By cutting her of ,you are making family choose , putting family in difficult situations and it will be more family occasions where you are on your own and she is in the centre of attention.
Best revenge is to show you don't care ,that her words don't hurt you ,that she can't hurt you .
Best of luck

thepariscrimefiles · 01/01/2026 07:20

Does your sister have her own family now or is she still trying to steal yours?

She sounds desperate and bitter so is making claims that can't be verified because your DH has died.

OnceIn · 01/01/2026 07:29

She’s just doing it to hurt you, the longer she doesn’t get a reaction out of you, or the opportunity to hurt you the more likely she will be to turn on someone else. The likelihood is that she’s deeply insecure and jealous of you. I’m presuming she’s a younger sister, and has probably always been jealous of you, which is why she makes up stories about your past bf and dh because she can’t be proved wrong

I can imagine how hurt you must be about your dd, but as a pp said, she’s just chosen a party, she hasn’t chosen your sister over you.

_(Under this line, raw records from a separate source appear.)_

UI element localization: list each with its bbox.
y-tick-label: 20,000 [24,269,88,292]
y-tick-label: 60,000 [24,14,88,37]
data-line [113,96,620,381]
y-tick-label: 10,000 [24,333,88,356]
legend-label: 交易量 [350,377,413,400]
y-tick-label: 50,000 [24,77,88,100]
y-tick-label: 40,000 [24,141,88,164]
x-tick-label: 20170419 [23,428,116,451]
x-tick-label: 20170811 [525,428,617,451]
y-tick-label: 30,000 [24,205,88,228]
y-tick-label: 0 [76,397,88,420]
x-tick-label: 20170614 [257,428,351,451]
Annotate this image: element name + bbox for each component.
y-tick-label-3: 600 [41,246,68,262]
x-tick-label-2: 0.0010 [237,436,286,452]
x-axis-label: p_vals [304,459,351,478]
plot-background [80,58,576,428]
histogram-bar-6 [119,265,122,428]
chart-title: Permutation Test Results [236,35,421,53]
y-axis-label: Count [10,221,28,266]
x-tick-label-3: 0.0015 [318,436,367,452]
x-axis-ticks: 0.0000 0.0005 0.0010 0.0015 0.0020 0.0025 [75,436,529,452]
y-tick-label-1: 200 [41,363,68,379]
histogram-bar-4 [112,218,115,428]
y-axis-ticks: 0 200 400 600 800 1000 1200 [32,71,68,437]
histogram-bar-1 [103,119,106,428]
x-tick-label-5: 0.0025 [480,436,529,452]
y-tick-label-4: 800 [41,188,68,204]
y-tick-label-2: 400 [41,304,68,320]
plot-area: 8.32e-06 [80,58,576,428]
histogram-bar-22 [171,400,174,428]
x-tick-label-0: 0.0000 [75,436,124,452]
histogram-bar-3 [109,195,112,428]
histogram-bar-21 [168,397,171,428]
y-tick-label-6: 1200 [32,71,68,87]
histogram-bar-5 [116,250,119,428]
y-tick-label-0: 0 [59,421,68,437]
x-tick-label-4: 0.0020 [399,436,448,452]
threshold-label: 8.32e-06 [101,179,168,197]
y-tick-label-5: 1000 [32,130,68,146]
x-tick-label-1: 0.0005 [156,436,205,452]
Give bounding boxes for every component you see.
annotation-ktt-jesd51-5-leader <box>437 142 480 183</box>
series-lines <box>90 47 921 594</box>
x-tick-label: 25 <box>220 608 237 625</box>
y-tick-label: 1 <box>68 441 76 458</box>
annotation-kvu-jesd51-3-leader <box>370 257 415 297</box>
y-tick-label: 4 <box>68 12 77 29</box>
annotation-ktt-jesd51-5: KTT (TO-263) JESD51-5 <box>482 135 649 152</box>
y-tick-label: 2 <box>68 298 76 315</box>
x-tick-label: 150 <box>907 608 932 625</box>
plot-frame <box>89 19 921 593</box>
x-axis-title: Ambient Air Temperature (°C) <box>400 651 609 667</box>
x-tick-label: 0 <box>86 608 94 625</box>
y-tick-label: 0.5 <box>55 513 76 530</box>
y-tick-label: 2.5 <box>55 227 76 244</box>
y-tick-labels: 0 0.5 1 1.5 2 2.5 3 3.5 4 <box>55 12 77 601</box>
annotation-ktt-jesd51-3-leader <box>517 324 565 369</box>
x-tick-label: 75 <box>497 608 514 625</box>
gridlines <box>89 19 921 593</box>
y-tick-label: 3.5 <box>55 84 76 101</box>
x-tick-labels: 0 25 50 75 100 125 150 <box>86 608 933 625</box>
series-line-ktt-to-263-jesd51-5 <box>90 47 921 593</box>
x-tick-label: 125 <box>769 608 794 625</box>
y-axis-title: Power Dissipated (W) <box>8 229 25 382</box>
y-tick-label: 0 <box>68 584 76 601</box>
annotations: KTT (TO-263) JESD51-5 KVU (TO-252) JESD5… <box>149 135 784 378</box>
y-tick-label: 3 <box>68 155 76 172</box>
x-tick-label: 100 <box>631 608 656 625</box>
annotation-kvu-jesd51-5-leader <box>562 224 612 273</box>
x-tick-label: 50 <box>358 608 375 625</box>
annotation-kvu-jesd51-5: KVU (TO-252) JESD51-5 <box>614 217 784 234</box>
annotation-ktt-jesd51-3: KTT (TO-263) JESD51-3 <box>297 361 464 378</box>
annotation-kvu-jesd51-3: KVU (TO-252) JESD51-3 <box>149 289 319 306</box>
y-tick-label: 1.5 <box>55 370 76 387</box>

Just stay consistent with your dd and she knows your her safe space.

Lurkingandlearning · 01/01/2026 07:39

You don’t say how old your daughter is, but unless she is very young she will soon start seeing your sister for what she is. And perhaps it is better for her to observe it for herself and come to her own conclusions rather than being kept away from her and being curious. Just encourage her to ask you about anything she hears that causes her any concern.